Выбрать главу

Mit Appetit essend, erklärte Débras, wie sie dorthin gekommen war: »Ich telefonierte gestern mit Siméon, Monsieur Lieven. Ich sagte ihm: ›Wie erhalte ich die schwarze Tasche?‹ Er sagte: ›Sie können nicht nach Toulouse kommen, man wird Sie erkennen. Aber dieser phantastische Lieven, dieser ganz außerordentliche Mensch, fährt seit Wochen kreuz und quer durch die Gegend und kauft Lebensmittel ein. Niemand wird sich wundern, ihn zu sehen. Er kann die Tasche überbringen.‹« Débras schnupperte: »Großartig, diese Füllung, was ist das?«

»Gedünstete Zwiebeln, Tomaten und Kräuter. Wozu die Heimlichtuerei, Major? Siméon hätte mich informieren müssen.«

»Ich habe es so angeordnet. Ich kannte Sie doch nicht …«

»Bitte noch ein paar Nester, Monsieur Lieven!« Josephine schenkte Thomas ein strahlendes Lächeln. »Es war schon besser so. Sie sehen, die Tasche hat ihr Ziel wohlbehalten erreicht.«

»Ja, das sehe ich«, sagte Thomas. Er sah sie an, die blödsinnige Tasche mit den blödsinnigen Listen, die Hunderten noch das Leben kosten konnte. Da stand sie. Den Deutschen mühsam entrissen. Bei den Franzosen gelandet.

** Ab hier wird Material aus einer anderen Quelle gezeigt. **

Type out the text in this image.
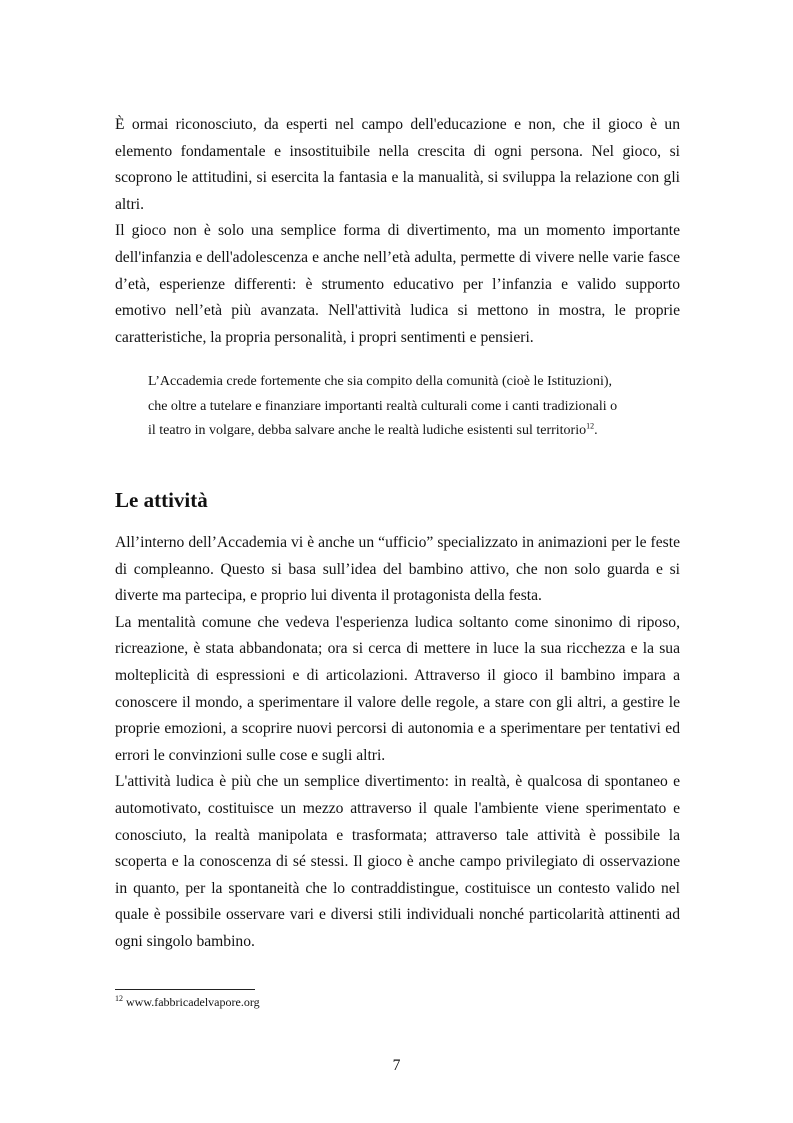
È ormai riconosciuto, da esperti nel campo dell'educazione e non, che il gioco è un elemento fondamentale e insostituibile nella crescita di ogni persona. Nel gioco, si scoprono le attitudini, si esercita la fantasia e la manualità, si sviluppa la relazione con gli altri.

Il gioco non è solo una semplice forma di divertimento, ma un momento importante dell'infanzia e dell'adolescenza e anche nell’età adulta, permette di vivere nelle varie fasce d’età, esperienze differenti: è strumento educativo per l’infanzia e valido supporto emotivo nell’età più avanzata. Nell'attività ludica si mettono in mostra, le proprie caratteristiche, la propria personalità, i propri sentimenti e pensieri.

L’Accademia crede fortemente che sia compito della comunità (cioè le Istituzioni),
che oltre a tutelare e finanziare importanti realtà culturali come i canti tradizionali o
il teatro in volgare, debba salvare anche le realtà ludiche esistenti sul territorio$^{12}$.
Le attività

All’interno dell’Accademia vi è anche un “ufficio” specializzato in animazioni per le feste di compleanno. Questo si basa sull’idea del bambino attivo, che non solo guarda e si diverte ma partecipa, e proprio lui diventa il protagonista della festa.

La mentalità comune che vedeva l'esperienza ludica soltanto come sinonimo di riposo, ricreazione, è stata abbandonata; ora si cerca di mettere in luce la sua ricchezza e la sua molteplicità di espressioni e di articolazioni. Attraverso il gioco il bambino impara a conoscere il mondo, a sperimentare il valore delle regole, a stare con gli altri, a gestire le proprie emozioni, a scoprire nuovi percorsi di autonomia e a sperimentare per tentativi ed errori le convinzioni sulle cose e sugli altri.

L'attività ludica è più che un semplice divertimento: in realtà, è qualcosa di spontaneo e automotivato, costituisce un mezzo attraverso il quale l'ambiente viene sperimentato e conosciuto, la realtà manipolata e trasformata; attraverso tale attività è possibile la scoperta e la conoscenza di sé stessi. Il gioco è anche campo privilegiato di osservazione in quanto, per la spontaneità che lo contraddistingue, costituisce un contesto valido nel quale è possibile osservare vari e diversi stili individuali nonché particolarità attinenti ad ogni singolo bambino.

$^{12}$ www.fabbricadelvapore.org
7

Schade, dachte Thomas. Ohne Politik, ohne Geheimdienste, Gewalt und Tod hätte das ein so hübscher Abend werden können!

Eine Strophe aus der »Dreigroschenoper« fiel ihm ein:

Denn leider sind auf diesem Sterne eben

die Mittel kärglich und die Menschen roh.

Wer möchte nicht in Fried und Eintracht leben?

Doch die Verhältnisse, die sind nicht so …

Nein, dachte Thomas, die Verhältnisse, sie waren nicht so. Und darum dachte er von nun an zu jedem Satz, den er sprach, Gedanken, die mit den Sätzen nicht das geringste zu tun hatten …

Thomas Lieven sagte: »Nun serviere ich eine Spezialität, die ich Madame zu Ehren Eier ›Josephine‹ genannt habe.« Und er dachte: Die Tasche darf nicht bei Débras bleiben. Er ist mir sympathisch. Josephine ist mir sympathisch. Ich will ihnen nicht schaden. Aber ich kann, ich darf, ich mag ihnen auch nicht nützen!

Der Major zeigte sich von Thomas Lievens Eiern entzückt: »Delikat, Monsieur; Sie sind wirklich ein großer Mann!«

Josephine fragte: »Ist da Muskat dabei?«

Thomas Lieven sagte: »Eine Spur, Madame. Das wichtigste ist, daß man zuerst die Butter zerläßt und dann das Mehl verrührt, aber so, daß beide hell bleiben.«

Thomas Lieven dachte: Ich verstehe Josephine, ich verstehe Débras. Ihr Land ist in Gefahr, wir haben sie überfallen, sie wollen sich verteidigen, sie wollen sich wehren gegen Hitler. Aber ich, ich will nicht blutige Hände bekommen!

Thomas sagte: »Erst nach dem Mehl füge man unter Rühren Milch zu, bis die Sauce dick wird.«

Thomas dachte: Da haben sie mir in dieser idiotischen Spionenschule bei Nancy doch mal ein Buch in die Hand gedrückt. Zum Chiffrieren. Dem Helden jenes Romans ging es eigentlich genauso wie mir. Wie hieß der gleich? Ach ja, der Graf von Monte Christo …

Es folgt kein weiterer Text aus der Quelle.